The stiff competition for high-yield bonds exposed Miller’s cutthroat side. A Delaware judge found in 2020 that Nuveen had “used threats and lies in a successful attempt to damage” a competing firm, Dallas-based Preston Hollow Capital. Recorded phone calls revealed Miller’s team threatening to cut off Wall Street banks who didn’t boycott the Texas firm, with Miller telling Goldman Sachs, “You have to choose who you want to do business with.”
The Covid-19 pandemic also made for hard times. In March 2020’s cratering market, investors dumped billions in junk munis. Nuveen’s parent, TIAA, ended up bailing out the firm’s flagship high-yield fund. Nuveen disclosed in a 2022 Securities and Exchange Commission filing that the fund had received inquiries from regulators about pricing and trading during that period.
The high-yield fund hemorrhaged money again in 2022 after rising rates led to record losses for bonds of all kinds. Nuveen reported that year that hard-to-sell “illiquid investments” exceeded 15% of holdings in the high-yield fund, triggering a disclosure to the SEC.
Those particular illiquid investments are no longer John Miller’s problem. After a departure that both he and Nuveen declined to discuss, he called his contacts, weighed his options, and decided to start a new fund at a firm that owned no muni bonds. He said he is better prepared for future turbulence after studying outflow patterns from 2020 and 2022.

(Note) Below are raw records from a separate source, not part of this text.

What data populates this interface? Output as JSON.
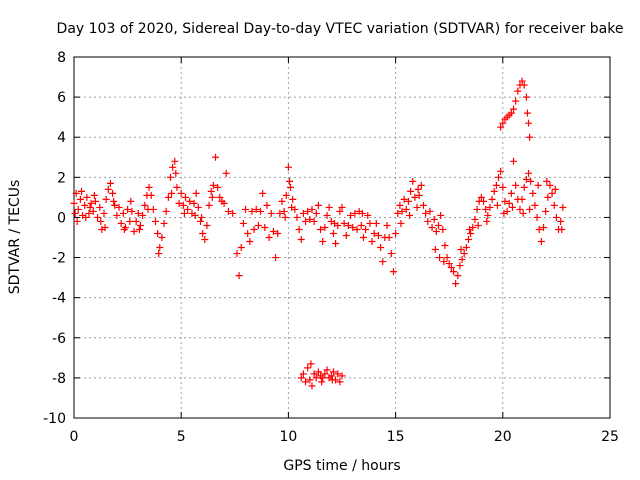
{
  "chart_data": {
    "type": "scatter",
    "title": "Day 103 of 2020, Sidereal Day-to-day VTEC variation (SDTVAR) for receiver bake",
    "xlabel": "GPS time / hours",
    "ylabel": "SDTVAR / TECUs",
    "xlim": [
      0,
      25
    ],
    "ylim": [
      -10,
      8
    ],
    "xticks": [
      "0",
      "5",
      "10",
      "15",
      "20",
      "25"
    ],
    "yticks": [
      "8",
      "6",
      "4",
      "2",
      "0",
      "-2",
      "-4",
      "-6",
      "-8",
      "-10"
    ],
    "grid": true,
    "marker": "+",
    "color": "#ff0000",
    "series": [
      {
        "name": "SDTVAR",
        "points": [
          [
            0.0,
            0.7
          ],
          [
            0.1,
            1.2
          ],
          [
            0.2,
            0.4
          ],
          [
            0.3,
            0.9
          ],
          [
            0.4,
            0.1
          ],
          [
            0.5,
            0.6
          ],
          [
            0.6,
            1.0
          ],
          [
            0.7,
            0.2
          ],
          [
            0.8,
            0.7
          ],
          [
            0.9,
            0.3
          ],
          [
            1.0,
            0.8
          ],
          [
            1.1,
            0.0
          ],
          [
            1.2,
            0.5
          ],
          [
            1.3,
            -0.6
          ],
          [
            1.4,
            0.2
          ],
          [
            1.5,
            0.9
          ],
          [
            1.6,
            1.4
          ],
          [
            1.7,
            1.7
          ],
          [
            1.8,
            1.2
          ],
          [
            1.9,
            0.6
          ],
          [
            2.0,
            0.1
          ],
          [
            2.1,
            0.5
          ],
          [
            2.2,
            -0.3
          ],
          [
            2.3,
            0.2
          ],
          [
            2.4,
            -0.5
          ],
          [
            2.5,
            0.4
          ],
          [
            2.6,
            -0.2
          ],
          [
            2.7,
            0.3
          ],
          [
            2.8,
            -0.7
          ],
          [
            2.9,
            -0.2
          ],
          [
            3.0,
            0.2
          ],
          [
            3.1,
            -0.4
          ],
          [
            3.2,
            0.1
          ],
          [
            3.3,
            0.6
          ],
          [
            3.4,
            1.1
          ],
          [
            3.5,
            1.5
          ],
          [
            3.6,
            1.1
          ],
          [
            3.7,
            0.4
          ],
          [
            3.8,
            -0.2
          ],
          [
            3.9,
            -0.8
          ],
          [
            4.0,
            -1.5
          ],
          [
            4.1,
            -1.0
          ],
          [
            4.2,
            -0.3
          ],
          [
            4.3,
            0.3
          ],
          [
            4.4,
            1.0
          ],
          [
            4.5,
            2.0
          ],
          [
            4.6,
            2.5
          ],
          [
            4.7,
            2.8
          ],
          [
            4.8,
            1.5
          ],
          [
            4.9,
            0.7
          ],
          [
            5.0,
            1.2
          ],
          [
            5.1,
            0.6
          ],
          [
            5.2,
            1.0
          ],
          [
            5.3,
            0.4
          ],
          [
            5.4,
            0.8
          ],
          [
            5.5,
            0.2
          ],
          [
            5.6,
            0.7
          ],
          [
            5.7,
            1.2
          ],
          [
            5.8,
            0.5
          ],
          [
            5.9,
            -0.2
          ],
          [
            6.0,
            -0.8
          ],
          [
            6.1,
            -1.1
          ],
          [
            6.2,
            -0.4
          ],
          [
            6.3,
            0.6
          ],
          [
            6.4,
            1.3
          ],
          [
            6.5,
            1.6
          ],
          [
            6.6,
            3.0
          ],
          [
            6.7,
            1.5
          ],
          [
            6.8,
            1.0
          ],
          [
            6.9,
            0.8
          ],
          [
            7.0,
            0.7
          ],
          [
            7.1,
            2.2
          ],
          [
            7.2,
            0.3
          ],
          [
            7.4,
            0.2
          ],
          [
            7.6,
            -1.8
          ],
          [
            7.7,
            -2.9
          ],
          [
            7.8,
            -1.5
          ],
          [
            7.9,
            -0.3
          ],
          [
            8.0,
            0.4
          ],
          [
            8.1,
            -0.8
          ],
          [
            8.2,
            -1.2
          ],
          [
            8.3,
            0.3
          ],
          [
            8.4,
            -0.6
          ],
          [
            8.5,
            0.4
          ],
          [
            8.6,
            -0.4
          ],
          [
            8.7,
            0.3
          ],
          [
            8.8,
            1.2
          ],
          [
            8.9,
            -0.5
          ],
          [
            9.0,
            0.6
          ],
          [
            9.1,
            -1.0
          ],
          [
            9.2,
            0.2
          ],
          [
            9.3,
            -0.7
          ],
          [
            9.4,
            -2.0
          ],
          [
            9.5,
            -0.8
          ],
          [
            9.6,
            0.2
          ],
          [
            9.7,
            0.8
          ],
          [
            9.8,
            0.3
          ],
          [
            9.9,
            1.1
          ],
          [
            10.0,
            2.5
          ],
          [
            10.1,
            1.5
          ],
          [
            10.2,
            0.9
          ],
          [
            10.3,
            0.4
          ],
          [
            10.4,
            0.0
          ],
          [
            10.5,
            -0.6
          ],
          [
            10.6,
            -1.1
          ],
          [
            10.7,
            0.2
          ],
          [
            10.8,
            -0.2
          ],
          [
            10.9,
            0.3
          ],
          [
            11.0,
            -0.1
          ],
          [
            11.1,
            0.4
          ],
          [
            11.2,
            -0.2
          ],
          [
            11.3,
            0.2
          ],
          [
            11.4,
            0.6
          ],
          [
            11.5,
            -0.6
          ],
          [
            11.6,
            -1.2
          ],
          [
            11.7,
            -0.5
          ],
          [
            11.8,
            0.1
          ],
          [
            11.9,
            0.5
          ],
          [
            12.0,
            -0.2
          ],
          [
            12.1,
            -0.8
          ],
          [
            12.2,
            -1.3
          ],
          [
            12.3,
            -0.4
          ],
          [
            12.4,
            0.3
          ],
          [
            12.5,
            0.5
          ],
          [
            12.6,
            -0.3
          ],
          [
            12.7,
            -0.9
          ],
          [
            12.8,
            -0.4
          ],
          [
            12.9,
            0.1
          ],
          [
            13.0,
            -0.5
          ],
          [
            13.1,
            0.2
          ],
          [
            13.2,
            -0.6
          ],
          [
            13.3,
            0.3
          ],
          [
            13.4,
            -0.4
          ],
          [
            13.5,
            -1.0
          ],
          [
            13.6,
            -0.6
          ],
          [
            13.7,
            0.1
          ],
          [
            13.8,
            -0.3
          ],
          [
            13.9,
            -1.2
          ],
          [
            14.0,
            -0.8
          ],
          [
            14.1,
            -0.3
          ],
          [
            14.2,
            -0.9
          ],
          [
            14.3,
            -1.5
          ],
          [
            14.4,
            -2.2
          ],
          [
            14.5,
            -1.0
          ],
          [
            14.6,
            -0.4
          ],
          [
            14.7,
            -1.0
          ],
          [
            14.8,
            -1.8
          ],
          [
            14.9,
            -2.7
          ],
          [
            15.0,
            -0.8
          ],
          [
            15.1,
            0.2
          ],
          [
            15.2,
            0.6
          ],
          [
            15.3,
            0.3
          ],
          [
            15.4,
            0.9
          ],
          [
            15.5,
            0.4
          ],
          [
            15.6,
            0.8
          ],
          [
            15.7,
            1.3
          ],
          [
            15.8,
            1.8
          ],
          [
            15.9,
            1.0
          ],
          [
            16.0,
            0.5
          ],
          [
            16.1,
            1.1
          ],
          [
            16.2,
            1.6
          ],
          [
            16.3,
            0.6
          ],
          [
            16.4,
            0.2
          ],
          [
            16.5,
            -0.2
          ],
          [
            16.6,
            0.3
          ],
          [
            16.7,
            -0.5
          ],
          [
            16.8,
            -0.1
          ],
          [
            16.9,
            -0.7
          ],
          [
            17.0,
            -0.4
          ],
          [
            17.1,
            0.1
          ],
          [
            17.2,
            -0.6
          ],
          [
            17.3,
            -1.4
          ],
          [
            17.4,
            -2.0
          ],
          [
            17.5,
            -2.3
          ],
          [
            17.6,
            -2.5
          ],
          [
            17.7,
            -2.7
          ],
          [
            17.8,
            -3.3
          ],
          [
            17.9,
            -2.9
          ],
          [
            18.0,
            -2.4
          ],
          [
            18.1,
            -2.1
          ],
          [
            18.2,
            -1.8
          ],
          [
            18.3,
            -1.5
          ],
          [
            18.4,
            -1.1
          ],
          [
            18.5,
            -0.8
          ],
          [
            18.6,
            -0.5
          ],
          [
            18.7,
            -0.1
          ],
          [
            18.8,
            0.4
          ],
          [
            18.9,
            0.8
          ],
          [
            19.0,
            1.0
          ],
          [
            19.1,
            0.8
          ],
          [
            19.2,
            0.4
          ],
          [
            19.3,
            0.1
          ],
          [
            19.4,
            0.5
          ],
          [
            19.5,
            0.9
          ],
          [
            19.6,
            1.3
          ],
          [
            19.7,
            1.6
          ],
          [
            19.8,
            2.0
          ],
          [
            19.9,
            2.3
          ],
          [
            20.0,
            1.5
          ],
          [
            20.1,
            0.8
          ],
          [
            20.2,
            0.3
          ],
          [
            20.3,
            0.7
          ],
          [
            20.4,
            1.2
          ],
          [
            20.5,
            2.8
          ],
          [
            20.6,
            1.6
          ],
          [
            20.7,
            0.9
          ],
          [
            20.8,
            0.4
          ],
          [
            20.9,
            0.9
          ],
          [
            21.0,
            1.5
          ],
          [
            21.1,
            1.9
          ],
          [
            21.2,
            2.2
          ],
          [
            21.3,
            1.8
          ],
          [
            21.4,
            1.2
          ],
          [
            21.5,
            0.6
          ],
          [
            21.6,
            0.0
          ],
          [
            21.7,
            -0.6
          ],
          [
            21.8,
            -1.2
          ],
          [
            21.9,
            -0.5
          ],
          [
            22.0,
            0.3
          ],
          [
            22.1,
            1.0
          ],
          [
            22.2,
            1.6
          ],
          [
            22.3,
            1.2
          ],
          [
            22.4,
            0.6
          ],
          [
            22.5,
            0.0
          ],
          [
            22.6,
            -0.6
          ],
          [
            22.7,
            -0.2
          ],
          [
            22.8,
            0.5
          ],
          [
            0.05,
            0.2
          ],
          [
            0.15,
            -0.2
          ],
          [
            0.35,
            1.3
          ],
          [
            0.55,
            0.0
          ],
          [
            0.75,
            0.5
          ],
          [
            0.95,
            1.1
          ],
          [
            1.25,
            -0.2
          ],
          [
            1.45,
            -0.5
          ],
          [
            1.85,
            0.8
          ],
          [
            2.35,
            -0.6
          ],
          [
            2.65,
            0.8
          ],
          [
            3.05,
            -0.6
          ],
          [
            3.45,
            0.4
          ],
          [
            3.95,
            -1.8
          ],
          [
            4.55,
            1.2
          ],
          [
            4.75,
            2.2
          ],
          [
            5.15,
            0.2
          ],
          [
            5.65,
            0.1
          ],
          [
            5.95,
            0.0
          ],
          [
            6.45,
            1.0
          ],
          [
            9.85,
            0.0
          ],
          [
            10.05,
            1.8
          ],
          [
            10.15,
            0.5
          ],
          [
            12.15,
            -0.3
          ],
          [
            13.45,
            0.2
          ],
          [
            15.25,
            -0.3
          ],
          [
            15.65,
            0.1
          ],
          [
            16.05,
            1.4
          ],
          [
            16.85,
            -1.6
          ],
          [
            17.05,
            -2.0
          ],
          [
            17.25,
            -2.2
          ],
          [
            18.05,
            -1.6
          ],
          [
            18.45,
            -0.6
          ],
          [
            18.85,
            -0.4
          ],
          [
            19.25,
            -0.2
          ],
          [
            19.75,
            0.6
          ],
          [
            20.05,
            0.2
          ],
          [
            20.45,
            0.5
          ],
          [
            20.95,
            0.2
          ],
          [
            21.25,
            0.4
          ],
          [
            21.65,
            1.6
          ],
          [
            22.05,
            1.8
          ],
          [
            22.45,
            1.4
          ],
          [
            22.75,
            -0.6
          ],
          [
            19.9,
            4.5
          ],
          [
            20.0,
            4.7
          ],
          [
            20.1,
            4.9
          ],
          [
            20.2,
            5.0
          ],
          [
            20.3,
            5.1
          ],
          [
            20.4,
            5.2
          ],
          [
            20.5,
            5.4
          ],
          [
            20.6,
            5.8
          ],
          [
            20.7,
            6.3
          ],
          [
            20.8,
            6.6
          ],
          [
            20.9,
            6.8
          ],
          [
            21.0,
            6.6
          ],
          [
            21.1,
            6.0
          ],
          [
            21.15,
            5.2
          ],
          [
            21.2,
            4.7
          ],
          [
            21.25,
            4.0
          ],
          [
            10.6,
            -8.0
          ],
          [
            10.7,
            -7.8
          ],
          [
            10.8,
            -8.2
          ],
          [
            10.9,
            -7.5
          ],
          [
            11.0,
            -8.1
          ],
          [
            11.1,
            -8.4
          ],
          [
            11.2,
            -7.8
          ],
          [
            11.3,
            -8.0
          ],
          [
            11.4,
            -7.7
          ],
          [
            11.5,
            -7.9
          ],
          [
            11.6,
            -8.0
          ],
          [
            11.7,
            -7.8
          ],
          [
            11.8,
            -7.6
          ],
          [
            11.9,
            -8.0
          ],
          [
            12.0,
            -7.9
          ],
          [
            12.1,
            -7.7
          ],
          [
            12.2,
            -8.1
          ],
          [
            12.3,
            -7.8
          ],
          [
            12.4,
            -8.2
          ],
          [
            12.5,
            -7.9
          ],
          [
            11.05,
            -7.3
          ],
          [
            11.55,
            -8.2
          ],
          [
            12.05,
            -8.1
          ]
        ]
      }
    ]
  }
}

Miller started at New York City-based First Eagle the day after New Year’s. Longtime Citigroup high-yield trader Bryce Pickering is his No. 2. He still lives in the Chicago suburbs, but he bought an apartment on Manhattan’s Upper East Side to share with his daughter, a senior at New York University. (He also has two adult sons.)
First Eagle, with about $140 billion in assets, is best known for its four-decade-old global stock fund. It has also bought up firms that specialize in speculative debt and private markets in recent years. Hiring Miller, said chief executive Mehdi Mahmud, seemed like “one of the lowest-risk startup situations ever.”